— Ну че, дядь Петь, поправился? — спросила я. — Или еще поднести?
— Н-не… пока хва, — отозвался он и, в последний раз издав утробный звук, в просторечии именуемый благородной отрыжкой, уселся на диванчик. — А ты-то что… в-в-в… тута делаешь?
— Вот тот же самый вопрос я хотела задать тебе самому, — отозвалась я и коснулась рукой бинтов на голове. — Я так полагаю, бинтовал нас явно не ты. А кто же?
Петя пожал плечами с тем умудренным видом, с каким монахи отвечали на вопрос, где живет бог: «А бог его знает!»
— Я, значица… вчерась долго не приходил до дому… у Михалыча задержался. Там у его шурин приехал… канистру первача привез. Мы и обсудили…
Я едва сдержала улыбку, представив себе это «обсуждение». А дядя Петя продолжал:
— Я, правда, хотел прийти… тама шурин сала привез из деревни и еще селедочных голов… хотел старухе моей занести. А потом подумал: а не подохнет энта старуха. Если ишшо не откинула лапти старая курица, так и сейчас ей ничего не зафилиппится.
Старуха зашевелилась, подняла голову и окинула нас мутным взглядом из-под очков с толстенными стеклами. По всему было видно, что она меня не то что не узнает, а и вообще не различает.
Подтверждение было получено немедленно.
— Энто хтось к тебе прийшел? — прокудахтала она, тембром своего голоса удивительно соответствуя данному ей Петром Федоровичем определению: «старая курица». — Опять этот алкаш Михалыч, дери его…

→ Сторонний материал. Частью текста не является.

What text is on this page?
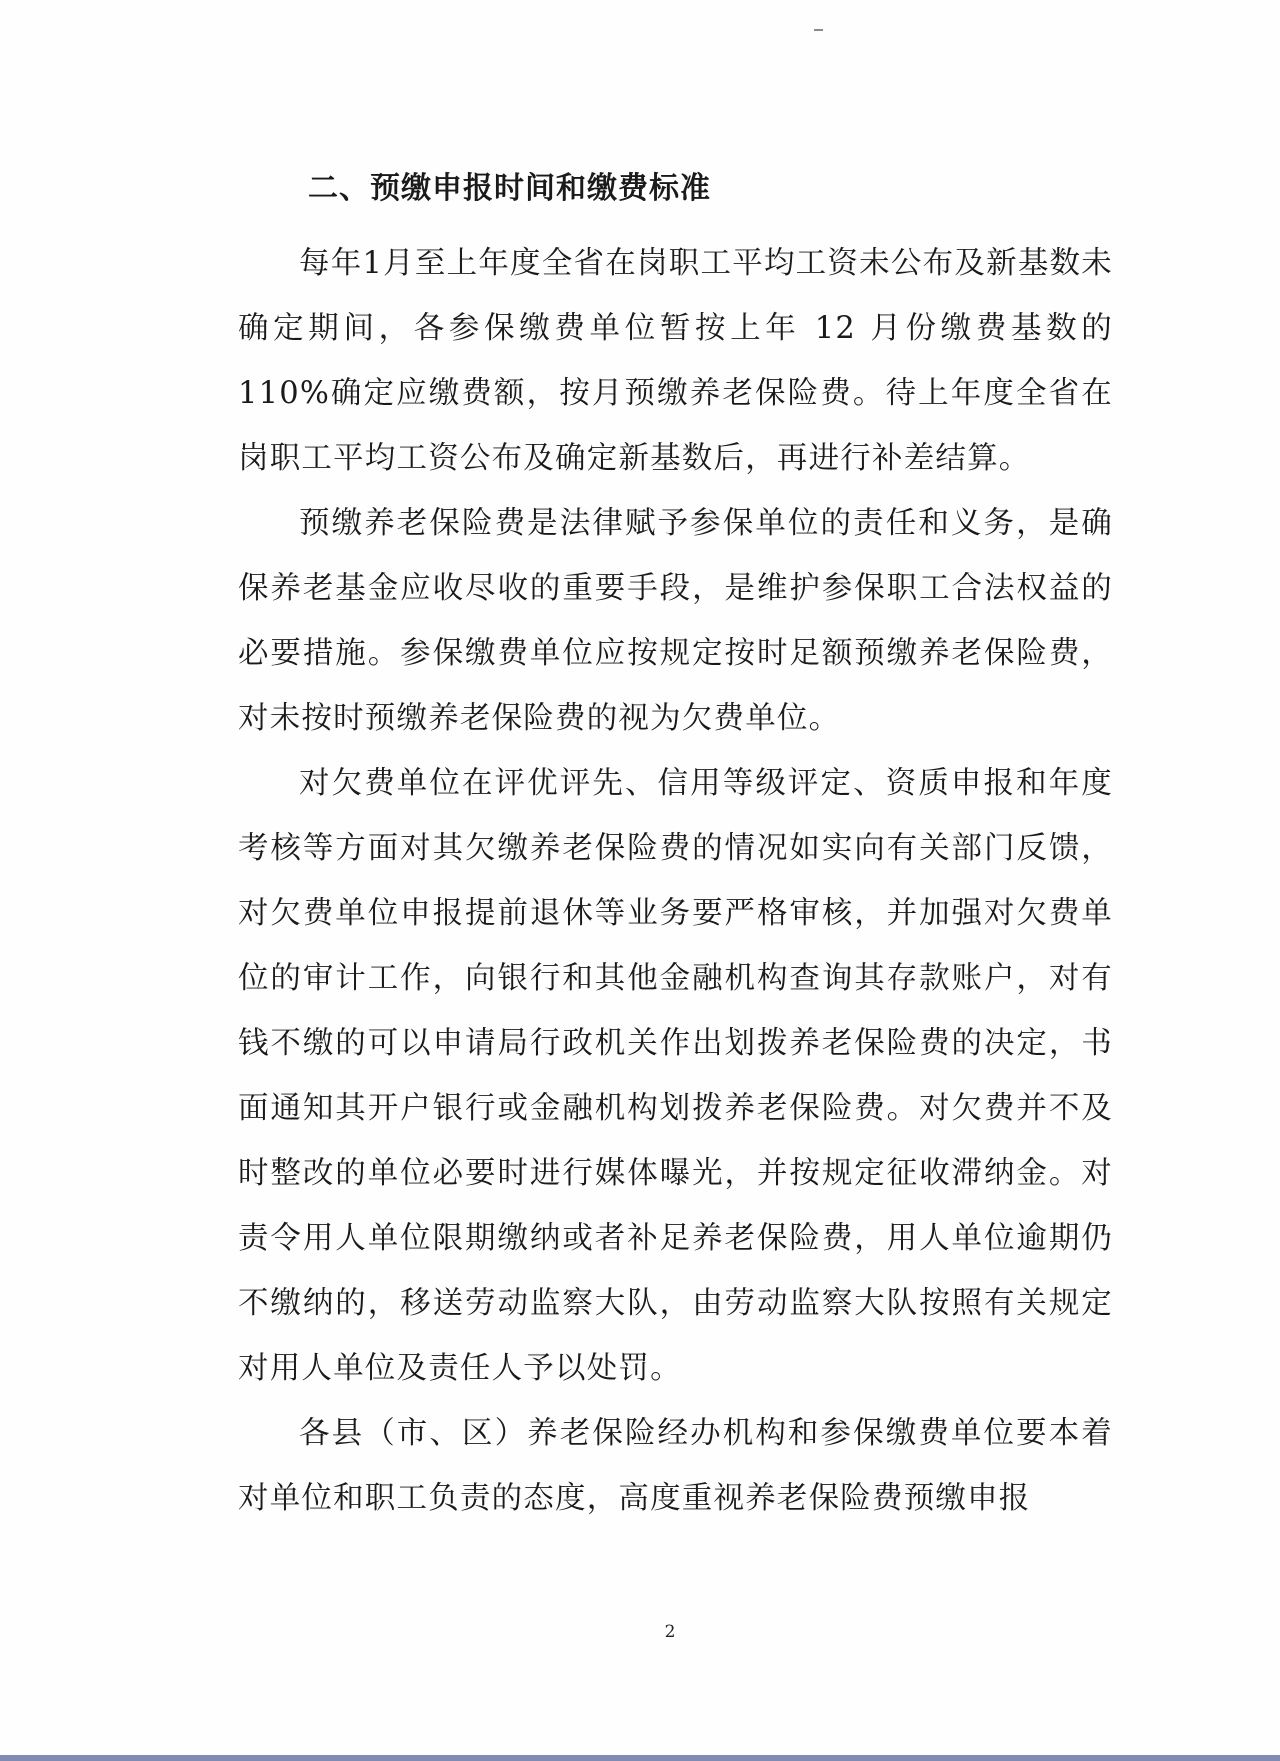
二、预缴申报时间和缴费标准

每年1月至上年度全省在岗职工平均工资未公布及新基数未确定期间，各参保缴费单位暂按上年 12 月份缴费基数的110%确定应缴费额，按月预缴养老保险费。待上年度全省在岗职工平均工资公布及确定新基数后，再进行补差结算。

预缴养老保险费是法律赋予参保单位的责任和义务，是确保养老基金应收尽收的重要手段，是维护参保职工合法权益的必要措施。参保缴费单位应按规定按时足额预缴养老保险费，对未按时预缴养老保险费的视为欠费单位。

对欠费单位在评优评先、信用等级评定、资质申报和年度考核等方面对其欠缴养老保险费的情况如实向有关部门反馈，对欠费单位申报提前退休等业务要严格审核，并加强对欠费单位的审计工作，向银行和其他金融机构查询其存款账户，对有钱不缴的可以申请局行政机关作出划拨养老保险费的决定，书面通知其开户银行或金融机构划拨养老保险费。对欠费并不及时整改的单位必要时进行媒体曝光，并按规定征收滞纳金。对责令用人单位限期缴纳或者补足养老保险费，用人单位逾期仍不缴纳的，移送劳动监察大队，由劳动监察大队按照有关规定对用人单位及责任人予以处罚。

各县（市、区）养老保险经办机构和参保缴费单位要本着对单位和职工负责的态度，高度重视养老保险费预缴申报

2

— Это я, бабушка, соседка из квартиры напротив, — проговорила я. — Что ты всполохнулась. Спи лучше.
— А-а-а… — протянула та. — Ну хорошо, деточка… так и нада… посп… лю…
И старушка опять засвистела носом.
— Ну, дядя Петя, что там было после Михалыча?
Он почесал в затылке, вожделенно взглянул… нет, вовсе не на меня, а на бутыль самогона, которую я продолжала держать в руке, умильно вздохнул и только потом сформулировал свой исчерпывающий ответ:
— А бог его знаи-ит… я, честно говоря, и сам не понимаю, как я тут оказался. Вроде убатонились у Михалыча… ан, продрал глаза тут.
— Значит, на автопилоте дошел, — констатировала я, думая, что или дядя Петя просто не хочет — или боится — говорить, или он в самом деле ничегошеньки не знает.
Последнее было наиболее вероятно.
— Каа-ак? — широко раскрыв рот, протянул он, и на меня пахнуло душераздирающей гаммой незабываемых ароматов. — Как дошел?
— На автопилоте. Значит, ты ничего не помнишь. А где… а где же тогда «узи»?
Пистолет-автомат у меня экспроприировали. Зато сумочка моя лежала возле дивана. Правильный человек этот наш благодетель, чужого не берет. Только то, что я сама присвоила.